Consumer prices rose 0.5% in January, coming in below consensus. The annual rate of inflation slowed to 5.9% from 6.3% in December. It was the first annual rate of price growth under 6% since February of last year.
Higher gasoline prices contributed the most to the month-over-month increase, followed by a rise in mortgage interest costs and meat prices.
Cellular services prices fell 7.9% year-over-year as some Boxing Day sales remained available in January.
While the mortgage interest costs index continued to rise – up 21.2% in January – we saw a slowing in the year-over-year increase in shelter prices to 6.6%, following a 7.0% increase in December. With the cooling of the housing market, we saw an easing in the growth in home replacement costs (+4.3%) and other owned accommodation expenses (+1.1%).
On a 12-month basis, the Bank of Canada’s (BoC) trim and median inflation measures – which strip out volatile components of the core inflation measure – edged lower to reach 5.1% and 5.0%, respectively. In three-month annualized terms, both measures eased to sit at 3.5%.
The BoC uses three measures of core inflation because no single measure is best. Depending on the circumstances, one may be a better indicator of inflationary pressure.

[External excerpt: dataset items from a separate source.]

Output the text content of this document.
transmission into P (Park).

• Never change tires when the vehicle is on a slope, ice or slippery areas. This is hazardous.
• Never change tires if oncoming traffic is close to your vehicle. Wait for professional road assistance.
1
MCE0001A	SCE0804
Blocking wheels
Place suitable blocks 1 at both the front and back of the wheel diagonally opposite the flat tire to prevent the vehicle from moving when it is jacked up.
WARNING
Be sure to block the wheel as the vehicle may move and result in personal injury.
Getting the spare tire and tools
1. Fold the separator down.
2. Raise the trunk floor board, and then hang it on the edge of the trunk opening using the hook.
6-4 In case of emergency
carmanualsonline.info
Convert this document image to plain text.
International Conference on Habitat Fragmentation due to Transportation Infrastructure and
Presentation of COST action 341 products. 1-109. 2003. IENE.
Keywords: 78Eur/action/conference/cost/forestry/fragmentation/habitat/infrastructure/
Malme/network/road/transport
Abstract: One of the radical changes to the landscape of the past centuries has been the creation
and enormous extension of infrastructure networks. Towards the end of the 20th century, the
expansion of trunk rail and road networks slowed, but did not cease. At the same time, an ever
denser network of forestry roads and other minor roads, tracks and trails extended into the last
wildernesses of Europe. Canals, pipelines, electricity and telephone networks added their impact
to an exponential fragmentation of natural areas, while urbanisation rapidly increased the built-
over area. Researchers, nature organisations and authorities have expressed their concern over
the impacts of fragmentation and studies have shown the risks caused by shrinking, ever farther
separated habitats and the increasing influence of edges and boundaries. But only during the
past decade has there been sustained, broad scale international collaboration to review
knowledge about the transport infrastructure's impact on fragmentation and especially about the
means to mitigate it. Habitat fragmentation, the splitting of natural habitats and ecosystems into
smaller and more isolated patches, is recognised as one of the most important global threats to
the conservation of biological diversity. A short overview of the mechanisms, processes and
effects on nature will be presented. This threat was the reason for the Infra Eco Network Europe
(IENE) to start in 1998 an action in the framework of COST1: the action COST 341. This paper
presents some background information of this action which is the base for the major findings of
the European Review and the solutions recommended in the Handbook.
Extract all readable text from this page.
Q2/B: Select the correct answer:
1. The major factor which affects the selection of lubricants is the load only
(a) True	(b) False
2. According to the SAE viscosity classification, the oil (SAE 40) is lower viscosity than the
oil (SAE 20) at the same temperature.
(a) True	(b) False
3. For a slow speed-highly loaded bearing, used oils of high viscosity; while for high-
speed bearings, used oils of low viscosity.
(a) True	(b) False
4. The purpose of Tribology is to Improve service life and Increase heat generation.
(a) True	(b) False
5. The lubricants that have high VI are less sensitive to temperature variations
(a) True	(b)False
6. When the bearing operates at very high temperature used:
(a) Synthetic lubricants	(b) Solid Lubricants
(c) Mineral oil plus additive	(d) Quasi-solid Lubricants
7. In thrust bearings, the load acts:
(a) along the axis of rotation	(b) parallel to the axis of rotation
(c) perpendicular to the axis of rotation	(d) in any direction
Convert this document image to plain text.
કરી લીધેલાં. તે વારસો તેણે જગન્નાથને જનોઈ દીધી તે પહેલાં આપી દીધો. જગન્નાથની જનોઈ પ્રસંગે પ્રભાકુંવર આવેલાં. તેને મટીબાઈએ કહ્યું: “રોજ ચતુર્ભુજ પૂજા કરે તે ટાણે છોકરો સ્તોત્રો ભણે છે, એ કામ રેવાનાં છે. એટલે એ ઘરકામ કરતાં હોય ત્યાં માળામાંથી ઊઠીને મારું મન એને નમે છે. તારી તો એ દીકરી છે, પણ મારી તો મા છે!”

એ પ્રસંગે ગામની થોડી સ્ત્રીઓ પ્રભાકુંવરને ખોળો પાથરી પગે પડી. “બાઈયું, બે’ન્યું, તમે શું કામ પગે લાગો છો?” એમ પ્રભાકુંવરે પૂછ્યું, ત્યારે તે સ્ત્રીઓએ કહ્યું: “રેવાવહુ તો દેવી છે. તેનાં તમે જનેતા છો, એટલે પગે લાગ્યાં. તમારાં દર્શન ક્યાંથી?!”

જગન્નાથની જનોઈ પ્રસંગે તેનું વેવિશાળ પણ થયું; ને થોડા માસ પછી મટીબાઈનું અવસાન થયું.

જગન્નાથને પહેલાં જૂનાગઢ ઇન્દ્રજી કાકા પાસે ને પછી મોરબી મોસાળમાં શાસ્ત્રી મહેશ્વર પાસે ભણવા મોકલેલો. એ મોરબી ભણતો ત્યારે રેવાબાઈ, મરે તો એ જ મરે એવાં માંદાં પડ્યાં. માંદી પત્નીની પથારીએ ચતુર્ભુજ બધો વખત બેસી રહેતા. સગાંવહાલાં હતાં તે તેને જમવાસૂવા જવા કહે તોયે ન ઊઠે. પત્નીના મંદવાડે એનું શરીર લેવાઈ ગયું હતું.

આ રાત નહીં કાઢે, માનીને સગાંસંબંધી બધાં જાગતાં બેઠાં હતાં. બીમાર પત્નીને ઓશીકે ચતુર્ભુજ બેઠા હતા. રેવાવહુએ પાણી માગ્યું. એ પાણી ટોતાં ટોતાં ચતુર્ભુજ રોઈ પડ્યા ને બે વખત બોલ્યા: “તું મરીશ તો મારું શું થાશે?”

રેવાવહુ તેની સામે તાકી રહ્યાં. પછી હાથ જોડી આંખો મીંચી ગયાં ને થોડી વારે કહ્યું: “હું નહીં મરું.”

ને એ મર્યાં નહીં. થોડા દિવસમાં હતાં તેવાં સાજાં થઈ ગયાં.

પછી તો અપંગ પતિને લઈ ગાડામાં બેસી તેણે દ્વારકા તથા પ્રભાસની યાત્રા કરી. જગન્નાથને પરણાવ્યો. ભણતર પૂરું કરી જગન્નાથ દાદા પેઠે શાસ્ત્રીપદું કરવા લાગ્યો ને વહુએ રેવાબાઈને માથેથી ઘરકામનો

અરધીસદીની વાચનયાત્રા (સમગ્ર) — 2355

Inflation is still a long way from 2%, but we have been seeing an easing in multiple measures of core inflation. While we are unlikely to see a smooth path towards lower inflation, the January inflation report is positive as it gives the Bank of Canada some offsetting data to the strong employment numbers from earlier this month, which suggested that more work might be necessary to curb inflation. This inflation data, combined with signs of easing wage gains in 2023, suggest that the rapid rise in interest rates is having the desired effect.